I think this whole thing is being carefully managed. The timing of it is ridiculously obvious. It always needs to reach critical points at specific electoral windows that are too short for anything to actually happen but long enough for it to mobilize voters. It's a total choice whether Trump ends up in jail or not, and that choice is going to be made on the basis of the consequences for the maintenance of empire.
I just don't think TPP and Brexit make it more difficult to manage empire. Empire is more difficult to manage because BRICS, the BRI, Chinese debt forgiveness, and the productive capabilities of the periphery are all taking up the space the empire needs to inhabit.

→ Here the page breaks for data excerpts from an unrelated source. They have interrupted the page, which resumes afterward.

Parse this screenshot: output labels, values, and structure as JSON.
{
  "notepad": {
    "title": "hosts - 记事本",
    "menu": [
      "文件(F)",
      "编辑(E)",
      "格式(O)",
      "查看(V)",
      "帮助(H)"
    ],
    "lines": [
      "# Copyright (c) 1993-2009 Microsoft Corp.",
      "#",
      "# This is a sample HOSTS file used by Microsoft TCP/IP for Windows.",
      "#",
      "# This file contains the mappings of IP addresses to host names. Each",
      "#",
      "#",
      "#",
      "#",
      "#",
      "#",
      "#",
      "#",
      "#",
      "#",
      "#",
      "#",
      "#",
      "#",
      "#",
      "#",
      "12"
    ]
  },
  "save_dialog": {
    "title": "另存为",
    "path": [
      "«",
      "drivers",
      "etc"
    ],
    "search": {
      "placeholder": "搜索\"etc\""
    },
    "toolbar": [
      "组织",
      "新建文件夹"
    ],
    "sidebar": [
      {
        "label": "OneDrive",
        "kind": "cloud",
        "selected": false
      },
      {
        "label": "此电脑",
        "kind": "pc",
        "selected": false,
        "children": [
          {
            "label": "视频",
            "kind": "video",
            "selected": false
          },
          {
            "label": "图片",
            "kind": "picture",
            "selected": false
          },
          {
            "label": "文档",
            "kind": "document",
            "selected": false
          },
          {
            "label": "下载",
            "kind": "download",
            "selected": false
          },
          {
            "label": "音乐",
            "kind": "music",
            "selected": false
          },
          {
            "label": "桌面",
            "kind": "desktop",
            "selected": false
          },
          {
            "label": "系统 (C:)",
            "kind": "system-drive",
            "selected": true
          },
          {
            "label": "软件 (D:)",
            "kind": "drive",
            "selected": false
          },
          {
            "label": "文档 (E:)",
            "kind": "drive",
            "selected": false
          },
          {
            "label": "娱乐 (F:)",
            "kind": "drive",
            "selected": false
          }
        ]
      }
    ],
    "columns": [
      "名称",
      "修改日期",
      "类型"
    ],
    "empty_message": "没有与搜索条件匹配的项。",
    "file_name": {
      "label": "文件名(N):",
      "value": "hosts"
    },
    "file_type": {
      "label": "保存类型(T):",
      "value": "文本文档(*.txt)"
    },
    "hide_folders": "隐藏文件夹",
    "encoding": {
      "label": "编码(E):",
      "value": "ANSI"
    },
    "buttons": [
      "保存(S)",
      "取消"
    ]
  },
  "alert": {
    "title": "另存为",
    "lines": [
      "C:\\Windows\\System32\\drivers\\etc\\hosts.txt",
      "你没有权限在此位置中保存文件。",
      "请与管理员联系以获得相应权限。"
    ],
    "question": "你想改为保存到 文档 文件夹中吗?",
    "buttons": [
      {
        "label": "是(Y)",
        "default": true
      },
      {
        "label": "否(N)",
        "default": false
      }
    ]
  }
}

This is part of the set of contradictions that go along with the labor aristocracy in empire. From a purely economic situation, they would just flood the nation with migrants and tank wages, but there would be revolt. The migrants would eventually revolt as well, developing solidarity with the working class, so we need jingoism against the migrants. Now we both need cheap labor and also can't have cheap labor. But the evidence of what I'm saying is here: https://www.politico.com/news/2024/01/26/biden-urges-bipartisan-border-deal-00138206 Both parties want the same thing.
The rest of your contradictions are things I agree with. I just don't think it's the ruling class in contradiction with itself. Capitalists are all in on the US Dollar. Europe is primarily consumer market at this point. There will be rifts in the empire as European politicians attempt to stay in power by courting BRICS for energy and goods, but capital is going to stay with the US. This is because the USA is strong, not weak, but also because that strength cannot resolve these contradictions.
That's one to watch for sure. Balkanization of the USA points to some interesting conclusions. But this is long enough. Thanks for the chat.